From wikis to blogs to learning management systems, and through to synchronous live-stream education, educational technology has developed over the decades into a heavily integrated piece of everyday life. Even in the years prior to the distance learning required as a result of the COVID-19 pandemic, informational instruction and education were already being implemented across digital platforms. (Think: continuing education programs, hybrid college courses, homeschool programs, etc.)

This boom in digital instruction and the edtech industry isn’t set to slow down any time soon, so this may be a fortuitous time to consider a career in edtech! If this is in the plans for you, here are three simple and practical tips to make the change.

Know exactly what you want.
At first glance, the edtech field is overwhelming. There’s no charted way to break into the field, and the options within the industry are numerous and distinct. Your most strategic first step will seem obvious: identify exactly what you want to do. Are you interested in curriculum planning or research and development, or project management or instruction?
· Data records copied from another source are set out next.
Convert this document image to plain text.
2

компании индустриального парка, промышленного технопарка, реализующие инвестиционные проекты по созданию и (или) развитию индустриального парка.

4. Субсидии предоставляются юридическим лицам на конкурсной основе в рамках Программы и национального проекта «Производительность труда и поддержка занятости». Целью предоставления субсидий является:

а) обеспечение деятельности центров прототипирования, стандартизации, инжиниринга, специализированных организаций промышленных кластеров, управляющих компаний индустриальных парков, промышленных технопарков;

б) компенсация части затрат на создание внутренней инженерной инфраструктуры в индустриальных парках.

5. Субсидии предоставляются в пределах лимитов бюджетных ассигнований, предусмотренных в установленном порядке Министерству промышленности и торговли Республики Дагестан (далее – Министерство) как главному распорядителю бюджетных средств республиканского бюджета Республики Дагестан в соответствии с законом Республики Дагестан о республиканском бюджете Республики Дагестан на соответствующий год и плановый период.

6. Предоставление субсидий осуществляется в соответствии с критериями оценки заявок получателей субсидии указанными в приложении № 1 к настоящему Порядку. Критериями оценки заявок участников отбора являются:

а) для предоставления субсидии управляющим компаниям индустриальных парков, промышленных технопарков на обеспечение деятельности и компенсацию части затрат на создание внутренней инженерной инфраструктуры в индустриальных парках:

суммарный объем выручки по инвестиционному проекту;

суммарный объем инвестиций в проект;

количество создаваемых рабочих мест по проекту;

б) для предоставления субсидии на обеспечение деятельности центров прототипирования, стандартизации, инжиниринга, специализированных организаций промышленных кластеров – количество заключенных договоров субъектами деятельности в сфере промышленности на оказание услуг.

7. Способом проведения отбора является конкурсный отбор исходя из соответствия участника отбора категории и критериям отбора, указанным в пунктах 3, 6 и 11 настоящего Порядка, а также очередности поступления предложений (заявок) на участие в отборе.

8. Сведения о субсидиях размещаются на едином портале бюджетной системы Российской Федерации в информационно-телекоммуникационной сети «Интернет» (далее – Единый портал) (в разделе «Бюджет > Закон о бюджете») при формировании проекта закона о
Or are you attracted to the “tech” aspects more than “ed”? Like any other career change, the best place to start is to establish exactly what you’re looking for.

If this is up in the air or you’re not sure how to narrow down your choices, start by taking a course of your own to discover which skills are most interesting to you and which paths you can rule out.

Consider, too, the impact you hope to have on students. If you’re looking to directly work with students, perhaps a live instruction position is best, while a role like technology development may keep you more distant from the “boots on the ground” work and teaching.

Highlight your skills and accomplishments.
No matter what field you’re coming from, you have applicable, transferable skills to bring to an edtech career — you just need to know how to frame them. Take stock of what certifications you have and your active responsibilities from previous jobs, and learn how to describe them in a way that tailors to the new opportunities you’re seeking. For example, if you’re a former teacher looking for a sales position, the time you spent instructing your students can be well framed as a proficiency in making presentations and speaking in front of groups.

In addition to reapplying your current skills, you may need to hone some new knowledge to break into the position you want. It’s wise to have at least a basic understanding of the key elements of edtech; while you don’t necessarily need to know how to code (unless that’s the job you’re looking for!) you should have a decent working knowledge of major technologies. Similarly, some broad-strokes understanding of the educational system — as it applies to students, teachers, and principals/superintendents — will be highly valuable.

Expand your network.
Research the kinds of companies you’re interested in, follow new topics on LinkedIn, and attend webinars or events as much as possible. Edtech advances are happening at the startup, school, district, and donor levels, and gaining familiarity with a range of experiences within the field will give you a leg up. This, too, will get your name in front of key players and help you make connections who can help you prepare even more to make a career change. ‘

Even if you aren’t able to make a connection with edtech movers and shakers, keep a finger on the pulse of who the thought leaders are. Discover what conversations they’re having, and learn how you can join in!